By: Joslyn Cassano  |  Published: October 17, 2022

After a two-year hiatus due to the COVID-19 pandemic, University of Miami faculty members were once again welcomed to Siracusa, Italy, for the International Certificate Program in Translational Medicine hosted by the Eureka Institute for Translational Medicine.

With a focus on communication, team building, and one-on-one mentorship, the Eureka program is designed to train and mentor early career researchers in translational science. Attendees come from a variety of fields, but all share the common interest of improving human health. This past Spring, the Miami CTSI sponsored four full-time UM faculty researchers to attend the immersive, weeklong conference.

A partner of the Eureka Institute since 2015, the Miami CTSI has sent 19 researchers to the program. The 2022 UM cohort included researchers in the fields of pediatrics, neurological surgery, biomedical engineering, and epidemiology. All say the experience transformed their thinking and gave them new energy for their work.

Shathiyah Kulandavelu, Ph.D., research assistant professor of Pediatric Nephrology, who recently published research linking preeclampsia to a gene called GSNOR, says the Eureka program helped her distill her research goals going forward.

“I’m a basic scientist, but I enjoy looking at the bigger picture and knowing the endpoint, which is the human population,” says Dr. Kulandavelu. “This course really emphasized to me that in my research, I always want to start by asking, ‘What is the biggest impact this can have on the human population?’”

Eureka’s faculty mentors provided Dr. Kulandavelu with tools for communicating in teams, including ways to resolve conflict. “It helped me develop myself as a scientist and shape how I interact with people at work and in my personal life. They give you those skills, all in seven days,” she says.

Dr. Kulandavelu still keeps in touch with fellow conference participants who have become trusted colleagues and provided her with feedback as she prepared her first NIH R01 grant.

Early in his career, Juan Pablo de Rivero Vaccari, Ph.D., M.S.B.A, associate professor of neurological surgery at The Miami Project to Cure Paralysis, developed a monoclonal antibody that can be used to reduce early inflammatory events in central nervous system (CNS) injury and disease. Dr. de Rivero Vaccari and his team have since licensed the technology to a company that is due to go public later this year.

The greatest value of the Eureka experience for Dr. de Rivero Vaccari was the deep sense of connection it fostered among participants. The program reinforced the value of working together toward a common goal, a concept he says he brought back to The Miami Project. “This experience showed me if you can create an environment where everybody feels invested towards a common goal, as part of a team, you will actually make for a more fulfilling experience, and then you’ll go farther,” he says.

As the only biomedical engineer in the group, Courtney Dumont, Ph.D., found herself in the unique position of having already experienced some of the translational processes being covered at the Eureka program. Dr. Dumont’s work explores the use of biomaterials such as stem cells, gene therapies, and nano materials to repair spinal cord injury. As a postdoc, she patented the use of polymers to guide regeneration after spinal cord injury.

For Dr. Dumont, the power of the Eureka experience was in the mentorship provided by the program’s faculty. “I was eager to learn more about advancing all these things I’m developing in the engineering department, applying it to spinal cord injury and learning more on how to get it into patients because there are so many clinical trials available at the Miami Project,” she says.

Meeting with Eureka faculty mentors helped Dr. Dumont develop a plan to refocus her efforts and combat some of the fatigue her team has experienced because of the pandemic. “We delved into how to restructure. Not to just get by, but to work more cohesively and push forward to the next stage.”
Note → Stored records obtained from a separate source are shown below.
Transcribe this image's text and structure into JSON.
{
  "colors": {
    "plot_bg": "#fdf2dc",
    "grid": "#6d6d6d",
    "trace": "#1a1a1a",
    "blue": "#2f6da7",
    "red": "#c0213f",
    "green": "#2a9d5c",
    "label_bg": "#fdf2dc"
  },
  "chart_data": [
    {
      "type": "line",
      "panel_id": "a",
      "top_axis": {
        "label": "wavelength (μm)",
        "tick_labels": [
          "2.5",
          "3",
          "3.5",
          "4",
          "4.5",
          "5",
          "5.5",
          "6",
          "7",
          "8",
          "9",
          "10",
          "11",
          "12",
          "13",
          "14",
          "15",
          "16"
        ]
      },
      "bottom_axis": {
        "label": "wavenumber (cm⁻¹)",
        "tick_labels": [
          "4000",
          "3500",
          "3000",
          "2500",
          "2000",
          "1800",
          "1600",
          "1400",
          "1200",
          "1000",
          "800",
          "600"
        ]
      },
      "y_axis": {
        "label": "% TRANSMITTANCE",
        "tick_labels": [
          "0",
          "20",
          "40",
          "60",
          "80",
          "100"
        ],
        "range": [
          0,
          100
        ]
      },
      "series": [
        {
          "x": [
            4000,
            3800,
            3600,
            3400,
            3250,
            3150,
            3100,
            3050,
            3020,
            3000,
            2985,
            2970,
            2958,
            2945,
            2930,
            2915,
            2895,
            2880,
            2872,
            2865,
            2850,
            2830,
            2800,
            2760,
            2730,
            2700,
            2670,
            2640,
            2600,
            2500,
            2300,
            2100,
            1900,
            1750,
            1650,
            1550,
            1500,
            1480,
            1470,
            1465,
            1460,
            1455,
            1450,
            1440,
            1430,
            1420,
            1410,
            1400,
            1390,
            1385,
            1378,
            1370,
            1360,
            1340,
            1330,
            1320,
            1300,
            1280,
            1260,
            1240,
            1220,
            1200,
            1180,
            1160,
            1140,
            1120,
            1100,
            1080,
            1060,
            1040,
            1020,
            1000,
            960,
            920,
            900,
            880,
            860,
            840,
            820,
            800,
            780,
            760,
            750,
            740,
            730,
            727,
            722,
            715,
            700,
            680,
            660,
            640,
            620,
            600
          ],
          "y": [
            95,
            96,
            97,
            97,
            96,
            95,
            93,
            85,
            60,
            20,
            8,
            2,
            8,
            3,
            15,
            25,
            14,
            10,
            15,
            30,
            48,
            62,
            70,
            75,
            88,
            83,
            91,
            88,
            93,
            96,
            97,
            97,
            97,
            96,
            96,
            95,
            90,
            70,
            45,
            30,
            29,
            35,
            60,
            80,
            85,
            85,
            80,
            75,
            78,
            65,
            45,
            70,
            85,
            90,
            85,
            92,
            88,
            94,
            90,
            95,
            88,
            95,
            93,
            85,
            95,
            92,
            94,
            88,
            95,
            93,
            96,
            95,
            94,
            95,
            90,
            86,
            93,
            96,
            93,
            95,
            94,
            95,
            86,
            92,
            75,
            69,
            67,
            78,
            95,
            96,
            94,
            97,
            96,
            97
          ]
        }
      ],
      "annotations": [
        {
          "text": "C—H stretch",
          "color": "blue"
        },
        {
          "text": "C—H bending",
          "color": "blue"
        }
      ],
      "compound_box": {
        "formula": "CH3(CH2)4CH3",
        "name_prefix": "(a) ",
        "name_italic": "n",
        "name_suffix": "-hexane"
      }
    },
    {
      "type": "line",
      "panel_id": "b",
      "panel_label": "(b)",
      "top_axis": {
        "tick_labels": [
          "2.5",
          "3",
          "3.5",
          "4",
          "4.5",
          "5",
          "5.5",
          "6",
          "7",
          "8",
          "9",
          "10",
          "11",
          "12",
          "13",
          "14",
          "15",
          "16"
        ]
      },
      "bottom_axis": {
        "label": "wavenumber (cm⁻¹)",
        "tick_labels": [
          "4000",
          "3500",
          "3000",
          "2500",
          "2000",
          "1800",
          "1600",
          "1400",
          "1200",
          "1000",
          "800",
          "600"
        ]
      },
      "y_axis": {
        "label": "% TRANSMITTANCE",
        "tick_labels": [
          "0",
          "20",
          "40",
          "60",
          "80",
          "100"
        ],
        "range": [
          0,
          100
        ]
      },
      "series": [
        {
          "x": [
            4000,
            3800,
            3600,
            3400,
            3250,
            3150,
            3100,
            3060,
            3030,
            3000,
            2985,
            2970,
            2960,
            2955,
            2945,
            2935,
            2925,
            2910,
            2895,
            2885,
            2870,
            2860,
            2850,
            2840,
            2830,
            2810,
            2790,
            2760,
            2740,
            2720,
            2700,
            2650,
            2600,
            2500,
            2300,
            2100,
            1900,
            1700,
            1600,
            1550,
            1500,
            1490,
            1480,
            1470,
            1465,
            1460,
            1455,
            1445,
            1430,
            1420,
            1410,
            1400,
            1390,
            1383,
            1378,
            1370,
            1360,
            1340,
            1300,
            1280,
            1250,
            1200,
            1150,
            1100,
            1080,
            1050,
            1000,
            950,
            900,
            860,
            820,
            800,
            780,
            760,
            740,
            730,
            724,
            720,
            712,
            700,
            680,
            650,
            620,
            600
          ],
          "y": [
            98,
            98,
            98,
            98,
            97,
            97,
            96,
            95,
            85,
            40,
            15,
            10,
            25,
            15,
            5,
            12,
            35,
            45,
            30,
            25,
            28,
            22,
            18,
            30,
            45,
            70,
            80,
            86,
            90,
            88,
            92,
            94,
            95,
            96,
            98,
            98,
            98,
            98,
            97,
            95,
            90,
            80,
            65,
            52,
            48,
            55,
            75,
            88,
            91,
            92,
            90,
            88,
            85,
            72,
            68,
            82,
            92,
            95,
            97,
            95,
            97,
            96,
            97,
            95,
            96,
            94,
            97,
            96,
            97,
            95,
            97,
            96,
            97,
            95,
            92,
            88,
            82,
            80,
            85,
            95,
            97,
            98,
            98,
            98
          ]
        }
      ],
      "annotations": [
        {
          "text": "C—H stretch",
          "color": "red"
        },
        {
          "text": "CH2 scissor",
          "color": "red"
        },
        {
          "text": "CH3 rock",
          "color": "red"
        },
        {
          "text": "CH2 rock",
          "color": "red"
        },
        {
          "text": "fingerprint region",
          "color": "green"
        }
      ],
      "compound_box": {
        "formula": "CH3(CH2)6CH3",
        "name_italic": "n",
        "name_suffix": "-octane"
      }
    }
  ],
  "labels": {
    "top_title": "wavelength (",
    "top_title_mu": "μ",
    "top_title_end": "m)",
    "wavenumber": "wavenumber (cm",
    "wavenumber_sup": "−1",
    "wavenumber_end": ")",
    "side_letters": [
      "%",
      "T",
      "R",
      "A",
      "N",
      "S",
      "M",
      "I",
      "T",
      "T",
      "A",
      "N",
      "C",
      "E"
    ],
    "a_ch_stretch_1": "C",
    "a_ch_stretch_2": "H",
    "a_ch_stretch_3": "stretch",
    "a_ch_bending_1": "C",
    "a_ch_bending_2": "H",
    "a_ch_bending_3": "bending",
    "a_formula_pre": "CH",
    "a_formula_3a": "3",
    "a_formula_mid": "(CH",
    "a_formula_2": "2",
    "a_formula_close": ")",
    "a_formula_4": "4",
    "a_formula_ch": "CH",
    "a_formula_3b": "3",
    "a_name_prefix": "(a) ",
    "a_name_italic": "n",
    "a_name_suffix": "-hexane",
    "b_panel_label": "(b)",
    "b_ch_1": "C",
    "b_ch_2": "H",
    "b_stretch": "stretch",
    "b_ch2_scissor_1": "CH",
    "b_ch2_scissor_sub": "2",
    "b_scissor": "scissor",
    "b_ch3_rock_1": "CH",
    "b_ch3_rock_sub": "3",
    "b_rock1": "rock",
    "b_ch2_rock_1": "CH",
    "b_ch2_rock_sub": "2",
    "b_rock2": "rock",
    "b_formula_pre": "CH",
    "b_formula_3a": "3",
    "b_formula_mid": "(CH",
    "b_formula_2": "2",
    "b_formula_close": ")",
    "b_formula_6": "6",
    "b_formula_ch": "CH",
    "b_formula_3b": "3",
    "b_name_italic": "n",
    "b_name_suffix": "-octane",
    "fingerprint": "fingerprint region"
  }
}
The program’s blend of work sessions and social activity was an additional strength for Dr. Dumont. “I felt it was really well-balanced, and there was a great diversity of expertise at the conference in terms of the leadership and the participants,” she says.

Tali Elfassy, Ph.D., MSPH, research assistant professor and epidemiologist in the department of medicine said the Eureka program helped her better understand the translational process from beginning to end. “In the continuum of translational science, I fall on the population science end,” says Dr. Elfassy, who is also a Miami CTSI KL2 graduate. “It was really a huge introduction to a pipeline and the process by which science occurs and eventually makes a population level impact.”

Like her UM colleagues, Dr. Elfassy most appreciated the human connection provided by the experience in the wake of COVID-19 lockdowns. “Beyond academics, it was an unbelievable opportunity to connect with colleagues from all over the world; to see the similarities and the differences in our research, to bounce ideas off each other, to take a break from the daily grind of our lives. It really was an inspirational program,” she says.

The emphasis of the Eureka program was on reducing scientific “waste” by prioritizing the human impact of the research from the inception of a research project, says Dr. Elfassy. “As translational medicine scientists, our goal needs to be conducting impactful research that’s going to move the needle and improve health.”